Robert “Rob” A. Bilott, J.D., pictured here, gave an historical overview of PFAS-related litigation history, as well as related scientific and regulatory developments, in today’s keynote presentation that kicked off NGWA’s PFAS Management, Mitigation, and Remediation Conference, June 19 in Westerville, Ohio.
The conference, which concludes June 20, focuses on approaches for the management, mitigation, and remediation of sites contaminated with per- and polyfluoroalkyl substances (PFAS).
Bilott, partner at Taft Stettinius & Hollister LLP, brought the very first PFAS environmental exposure case to the forefront in 1999. It resulted in the discovery and public disclosure of PFOA (perfluorooctanoic acid) in drinking water supplies for approximately 70,000 people in West Virginia and Ohio. That discovery spurred national regulatory interest and investigation into PFAS and the filing in 2001 of the nation’s first class-action litigation on behalf of individuals exposed to PFOA in their drinking water.
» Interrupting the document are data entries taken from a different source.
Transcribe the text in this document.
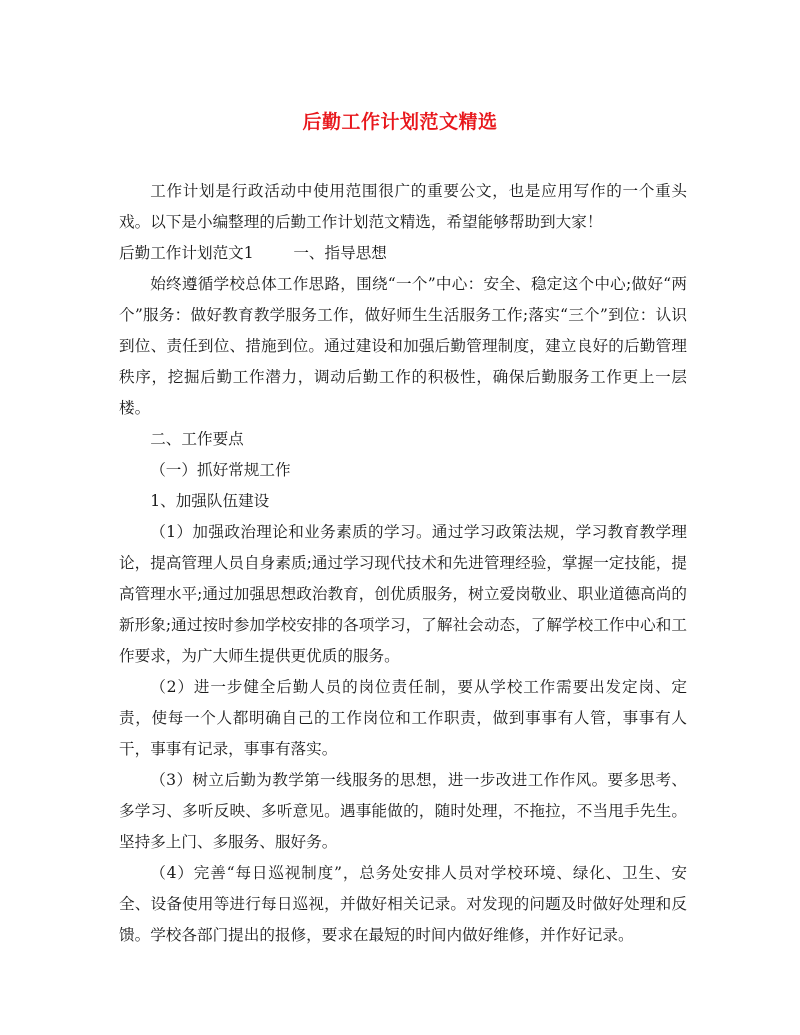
后勤工作计划范文精选

工作计划是行政活动中使用范围很广的重要公文，也是应用写作的一个重头戏。以下是小编整理的后勤工作计划范文精选，希望能够帮助到大家！

后勤工作计划范文1        一、指导思想

始终遵循学校总体工作思路，围绕“一个”中心：安全、稳定这个中心;做好“两个”服务：做好教育教学服务工作，做好师生生活服务工作;落实“三个”到位：认识到位、责任到位、措施到位。通过建设和加强后勤管理制度，建立良好的后勤管理秩序，挖掘后勤工作潜力，调动后勤工作的积极性，确保后勤服务工作更上一层楼。

二、工作要点

（一）抓好常规工作

1、加强队伍建设

（1）加强政治理论和业务素质的学习。通过学习政策法规，学习教育教学理论，提高管理人员自身素质;通过学习现代技术和先进管理经验，掌握一定技能，提高管理水平;通过加强思想政治教育，创优质服务，树立爱岗敬业、职业道德高尚的新形象;通过按时参加学校安排的各项学习，了解社会动态，了解学校工作中心和工作要求，为广大师生提供更优质的服务。

（2）进一步健全后勤人员的岗位责任制，要从学校工作需要出发定岗、定责，使每一个人都明确自己的工作岗位和工作职责，做到事事有人管，事事有人干，事事有记录，事事有落实。

（3）树立后勤为教学第一线服务的思想，进一步改进工作作风。要多思考、多学习、多听反映、多听意见。遇事能做的，随时处理，不拖拉，不当甩手先生。坚持多上门、多服务、服好务。

（4）完善“每日巡视制度”，总务处安排人员对学校环境、绿化、卫生、安全、设备使用等进行每日巡视，并做好相关记录。对发现的问题及时做好处理和反馈。学校各部门提出的报修，要求在最短的时间内做好维修，并作好记录。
More than 100 conference attendees heard how Bilott helped negotiate and obtain a class settlement in 2004 that secured benefits for the class valued in excess of $300 million, including water filtration systems for impacted private and public water supplies, funding of independent scientific health studies for PFOA, blood testing of 69,000 people, and eventual medical monitoring and confirmation of probable links to human disease that resolved issues of general causation for the class members’ personal injury claims.
As a result of that groundbreaking class settlement and probable link findings on PFOA, more than 3500 class members were able to pursue individual personal injury claims against DuPont for diseases linked to their PFOA drinking water exposures, all of which were eventually consolidated into multidistrict litigation proceedings in federal court in Ohio.
Bilott’s litigation also spurred the first regulatory investigations, assessments, and enforcement actions involving PFAS, leading to the largest civil administrative penalty ever obtained by the U.S. Environmental Protection Agency at the time for the withholding of PFAS toxicity and risk information.
While private and public water supplies are now testing for, and treating, these substances, Bilott believes testing for environmental exposure at manufacturing plants where polytetrafluoroethene or PTFE is being used could be next. PTFE is a synthetic fluoropolymer of tetrafluoroethylene that has numerous applications; the best-known brand name of PTFE-based formulas is Teflon by Chemours, a spin-off of DuPont, which originally discovered the compound.
The conference agenda today also featured multiple sessions on management and mitigation, and a panel titled “From Assessment to Remediation: Is PFAS Different?” The second day of the conference, June 20, will begin with the plenary session, “Contaminants and Compliance: The 30,000 Ft. Perspective” by Jeff Rose and Amy Dindal of Battelle.